Souls who have passed here, tired, brightening. 
Dumpsters of linen, empty 
gurneys along corridors to parking garages. 
Who wonders, is it morning? 
Who washes these blankets? 
Can I not be the greeter of souls? 
What's to be done with the envelopes of hair? 
If the inlets are frozen, can I walk across? 
When I look down into myself to see a scattering of birds, 
do I put on the new garments? 
On which side of the river should I wait? 
 
                                                from Trapeze


*

The poem below was published posthumously. It hurts to think that there will be no more poems from this beautiful, gifted, loving human being.

The wind blows through the doors of my heart

The wind blows
through the doors of my heart.
It scatters my sheet music
that climbs like waves from the piano, free of the keys.
Now the notes stripped, black butterflies,
flattened against the screens.
The wind through my heart
blows all my candles out.
In my heart and its rooms is dark and windy.
From the mantle smashes birds’ nests, teacups
full of stars as the wind winds round,
a mist of sorts that rises and bends and blows
or is blown through the rooms of my heart
that shatters the windows,
rakes the bedsheets as though someone
had just made love. And my dresses
they are lifted like brides come to rest
on the bedstead, crucifixes,
dresses tangled in trees in the rooms
of my heart. To save them
I’ve thrown flowers to fields,
so that someone would pick them up
and know where they came from.
Come the bees now clinging to flowered curtains.
Off with the clothesline pinning anything, my mother’s trousseau.
It is not for me to say what is this wind
or how it came to blow through the rooms of my heart.
Wing after wing, through the rooms of the dead
the wind does not blow. Nor the basement, no wheezing,
no wind choking the cobwebs in our hair.
It is cool here, quiet, a quilt spread on soil.
But we will never lie down again.

**

Dresses that are lifted like brides and end up like crucifixes -- now that is marvelous (as is the opening, the first eight lines). A friend of mine remarked that this poem could be a suicide note -- this getting rid of everything.
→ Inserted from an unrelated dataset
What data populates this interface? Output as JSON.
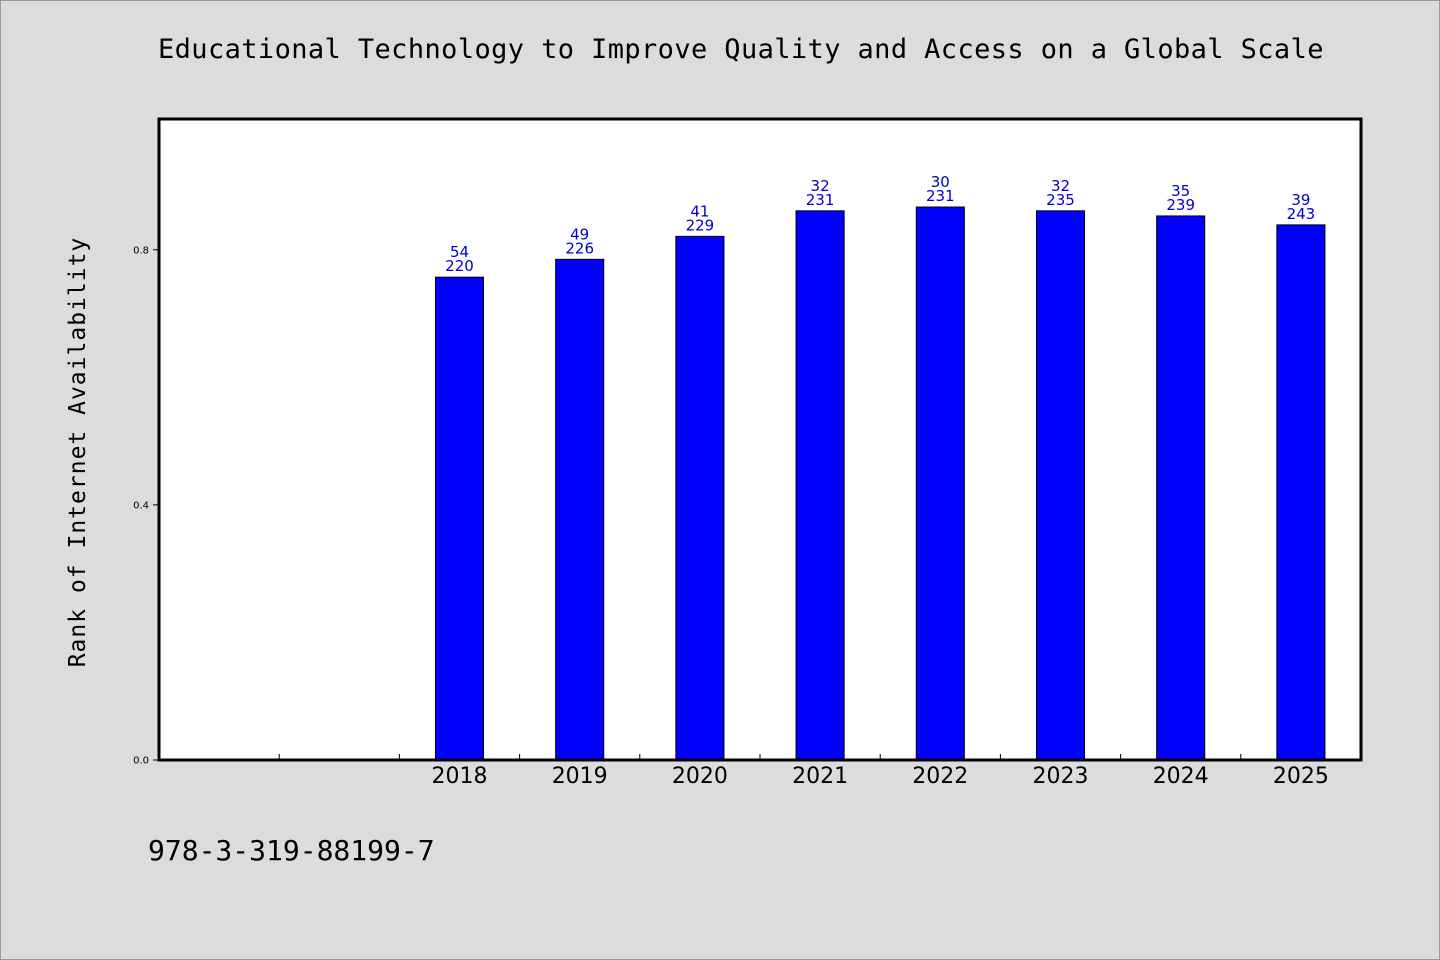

But rather than focus on the poet's suicide, let us remember how loving she was. Here are my favorite lines from "Ancestral Lights":

And though I know now that Heaven may be
only the mind’s fear of the wonders it imagines,
the way our best thoughts surprise us
and seem not to be our own, I like to believe
we turn into light around those we love,
or would have loved, had we known them.
~ Deborah Digges (1950-2009)

**
"Those we love, or would have loved, had we known them." Yes.